Alaimo Excavators v. Testa Excavating, No. Cv 90-0110388s (May 13, 1993)

[EDITOR'S NOTE: This case is unpublished as indicated by the issuing court.] MEMORANDUM OF DECISION Before the court are cross motions by the plaintiff to confirm an arbitration award and by the defendant to vacate the award. On May 22, 1989 the plaintiff, Alaimo Excavators Blasters, Inc., a blasting subcontractor, entered into a contract with the defendant Testa Excavating Co., Inc. as general contractor for a project in Milford. Section 13.1 of the construction contract stated: "[a]ll claims, disputes and other matters in question arising out of, or relating to, this Subcontract, or the breach thereof, shall be decided by arbitration . . . in accordance with Construction Industry Arbitration Rules of the American Arbitration Association. Section 13.5 of the contract also provides that: "[t]he award rendered by the arbitrators shall be final . . ."

A dispute arose regarding payment, and on October 25, 1991 the plaintiff made a demand for arbitration on the basis that the defendant "has failed to pay the claimant for blasting work performed." An arbitration hearing was held at the offices of the American Arbitration Association, and on August 27, 1992 the arbitrator entered an award in favor of the plaintiff for $50,730 plus costs.

The basis of the defendant's motion to vacate the award is that the arbitrator stated in his decision "[t]his award is in full and final settlement of any and all claims submitted to this Arbitration." The defendant claims that these words mean that the arbitrator did not render a decision on the basis of the evidence, but rather that his CT Page 4741 recommendation represented a settlement or compromise figure and therefore exceeded his powers. General Statutes 52-418(a)(4).

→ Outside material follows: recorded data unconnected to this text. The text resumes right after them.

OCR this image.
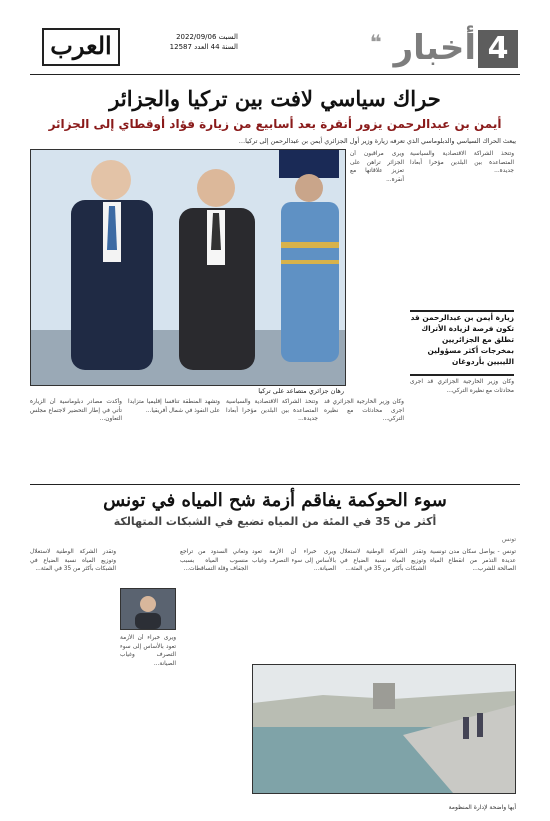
4
أخبار
❝
السبت 2022/09/06
السنة 44 العدد 12587
العرب
حراك سياسي لافت بين تركيا والجزائر
أيمن بن عبدالرحمن يزور أنقرة بعد أسابيع من زيارة فؤاد أوقطاي إلى الجزائر
يبعث الحراك السياسي والدبلوماسي الذي تعرفه زيارة وزير أول الجزائري أيمن بن عبدالرحمن إلى تركيا…
رهان جزائري متصاعد على تركيا
وتتخذ الشراكة الاقتصادية والسياسية المتصاعدة بين البلدين مؤخرا أبعادا جديدة...
زيارة أيمن بن عبدالرحمن قد تكون فرصة لزيادة الأتراك تطلق مع الجزائريين بمخرجات أكثر مسؤولين الليبيين بأردوغان
وكان وزير الخارجية الجزائري قد اجرى محادثات مع نظيره التركي...
ويرى مراقبون أن الجزائر تراهن على تعزيز علاقاتها مع أنقرة...
وأكدت مصادر دبلوماسية أن الزيارة تأتي في إطار التحضير لاجتماع مجلس التعاون...
وتشهد المنطقة تنافسا إقليميا متزايدا على النفوذ في شمال أفريقيا...
وتتخذ الشراكة الاقتصادية والسياسية المتصاعدة بين البلدين مؤخرا أبعادا جديدة...
وكان وزير الخارجية الجزائري قد اجرى محادثات مع نظيره التركي...
سوء الحوكمة يفاقم أزمة شح المياه في تونس
أكثر من 35 في المئة من المياه تضيع في الشبكات المتهالكة
تونس
تونس - يواصل سكان مدن تونسية عديدة التذمر من انقطاع المياه الصالحة للشرب...
وتقدر الشركة الوطنية لاستغلال وتوزيع المياه نسبة الضياع في الشبكات بأكثر من 35 في المئة...
ويرى خبراء أن الأزمة تعود بالأساس إلى سوء التصرف وغياب الصيانة...
وتعاني السدود من تراجع منسوب المياه بسبب الجفاف وقلة التساقطات...
وتقدر الشركة الوطنية لاستغلال وتوزيع المياه نسبة الضياع في الشبكات بأكثر من 35 في المئة...
ويرى خبراء أن الأزمة تعود بالأساس إلى سوء التصرف وغياب الصيانة...
أيها واضحة لإدارة المنظومة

In ruling on a motion to confirm or vacate an arbitration award pursuant to General Statutes 52-418, certain well known principles must be considered. As the Appellate Court said in Total Property Services of New England. Inc. v. Q.S.C.F., Inc. 30 Conn. App. 580,585-86, 621 A.2d 316 (1993), arbitration is the "voluntary submission . . . of an existing or future dispute to a disinterested person or persons for final determination . . ." and therefore "[t]he autonomy of voluntary submission to arbitration requires a minimum of judicial intrusion." The submission to arbitration was unrestricted and hence judicial review "is limited to a comparison between the submission and the award to see whether, in accordance with the powers conferred upon the arbitrators, this award conforms to the submission . . . It is clear [however] that a party cannot object to an award which accomplishes precisely what the arbitrators were authorized to do merely because that party dislikes the results." (Citations omitted; internal quotation marks omitted.) White v. Kampner, 31 Conn. App. 73, 78-79, ___ A.2d ___ (1993).

The defendant's argument about a settlement and compromise are rejected because I believe that the arbitrator was indicating that his recommended award of $50,730 was meant to settle all disputes between the parties, not that this figure represents some kind of settlement or compromise between the plaintiff and the defendant. In other words, I believe the defendant's interpretation of "settlement" in the arbitrator's decision is strained and incorrect. Therefore, the motion (#119) of the plaintiff to confirm the award is granted and the defendant's motion (#120) to vacate the award is denied.

So Ordered.

Dated at Stamford, Connecticut, this 13th day of May, 1993.